Más sobre el tratamiento anti-Hepatitis C (y sobre la mentira como forma de hacer oposición)

Barañain

Era un pequeño recuadro, justo en el margen interior (derecho) de una página par (la página 30), junto al pliegue sobre el que se aloja el suplemento Babelia. Así, tan discretamente, este pasado sábado (17.01.15) El País  informaba a sus lectores de algo que a simple vista contradecía mucho de lo que ese periódico  (y tras él, buena parte de la prensa española)  venía contando –y editorializando- a propósito de cierto  tratamiento farmacológico contra la hepatitis C.

A este asunto dediqué un artículo, hace unos días (“Márgenes y límites en la sanidad pública”) y me parece obligado retomarlo, aunque sea solo brevemente.

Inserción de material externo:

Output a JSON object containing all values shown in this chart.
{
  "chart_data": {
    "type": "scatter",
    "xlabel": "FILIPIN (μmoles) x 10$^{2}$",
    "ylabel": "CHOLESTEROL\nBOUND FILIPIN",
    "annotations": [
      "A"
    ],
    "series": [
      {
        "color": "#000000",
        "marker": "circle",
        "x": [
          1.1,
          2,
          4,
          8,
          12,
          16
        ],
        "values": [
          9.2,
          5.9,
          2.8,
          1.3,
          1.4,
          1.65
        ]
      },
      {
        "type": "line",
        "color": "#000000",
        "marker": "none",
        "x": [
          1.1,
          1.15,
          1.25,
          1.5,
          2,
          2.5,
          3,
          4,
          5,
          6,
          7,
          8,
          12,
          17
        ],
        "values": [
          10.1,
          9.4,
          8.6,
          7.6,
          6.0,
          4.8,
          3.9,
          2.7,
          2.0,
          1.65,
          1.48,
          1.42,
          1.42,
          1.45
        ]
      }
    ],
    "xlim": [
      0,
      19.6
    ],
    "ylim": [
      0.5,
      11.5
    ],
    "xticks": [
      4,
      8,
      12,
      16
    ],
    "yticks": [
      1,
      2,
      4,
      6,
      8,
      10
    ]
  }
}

http://www.debatecallejero.com/margenes-y-limites-en-la-sanidad-publica/

El discreto recuadro informativo al que me refiero ahora decía:

“La sanidad pública británica (NHS) ha decidido retrasar al menos cuatro meses el uso del sofosbuvir, el fármaco de Gilead contra la hepatitis C, por su elevado precio, según ha informado The Guardian. El precio acordado en el país es de 35.000 libras (46.000 euros) por un tratamiento de 12 semanas. En España se ha llegado a un acuerdo con el fabricante de un precio de unos 18.000 euros. La decisión es sorprendente porque el Instituto Nacional para la Excelencia en la Salud y los Cuidados (NICE), una referencia mundial en estudios y criterios de coste-efectividad, había informado de que, incluso a ese precio, se trataba de un tratamiento que, a largo plazo, ahorra al sistema. Al final, el propio NICE ha dado visto bueno al retraso (en la versión digital, el periodista ponía su nota creativa asegurando que “las presiones han llegado a tal punto que el propio NICE ha dado el visto bueno al retraso”; observación fantasiosa que fue retirada, con criterio razonable, en la edición en papel). El acceso al sofosbuvir está siendo complicado… En la UE, Francia propuso crear un frente para negociar el precio a la baja”.

Cuando tantos ríos de tinta han corrido por las páginas de El País (y otros medios) para hacer de este asunto un acta de acusación partidista contra el PP vinculandolo con su política de recortes y tanto disparate  se ha dicho y escrito sobre la criminal voluntad del gobierno (de la incompetente ministra Mato y de su sucesor Alonso) de sacrificar la vida de no sé cuántos miles de ciudadanos,  y todo por haber negociado tan mal el precio del fármaco, uno esperaría una mayor cobertura de esa noticia. No ha sido así. De momento, al menos.

¿A qué se puede deber tal sobriedad informativa en medio de tanto exceso? ¿Será porque la evidencia de que la negociación de precios tiene unos márgenes y de que el  criterio seguido en España no varía mucho del que cabe esperar en el resto de la UE no cuadra con el sensacionalismo tremendista previo? ¿Será porque no conviene que la gente conozca que en otros países -incluso de mayor nivel económico que el nuestro- ni siquiera se plantearán administrar ese fármaco así como así? ¿Será porque eso pone en evidencia a quienes han teatralizado el problema hasta el esperpento  y  manipulado y utilizado, sin el menor escrúpulo, la angustia de unos pacientes (veáse a Pablo Iglesias conocando a los dolientes a ir a manifestarse a   Bruselas cogidos de su brazo)?

En la versión digital sólo había tres comentarios de otros tantos lectores a esa noticia, en claro contraste con la catarata de quejas y exabruptos tremendistas que seguían cada una de las noticias previas  que enfatizaban una supuesta “excepción española”: es que  cuando no hay aspavientos ni titulares “dramáticos” los lectores se retraen. Uno de los comentarios apuntaba certeramente: “¿y ni prensa, ni enfermos ni parlamento protestan ante Downing Street como en España? ¿pero no se trata de una “emergencia sanitaria” como dice el editorialista de El Pais?”.

Ya nos lo explicarán un día de estos.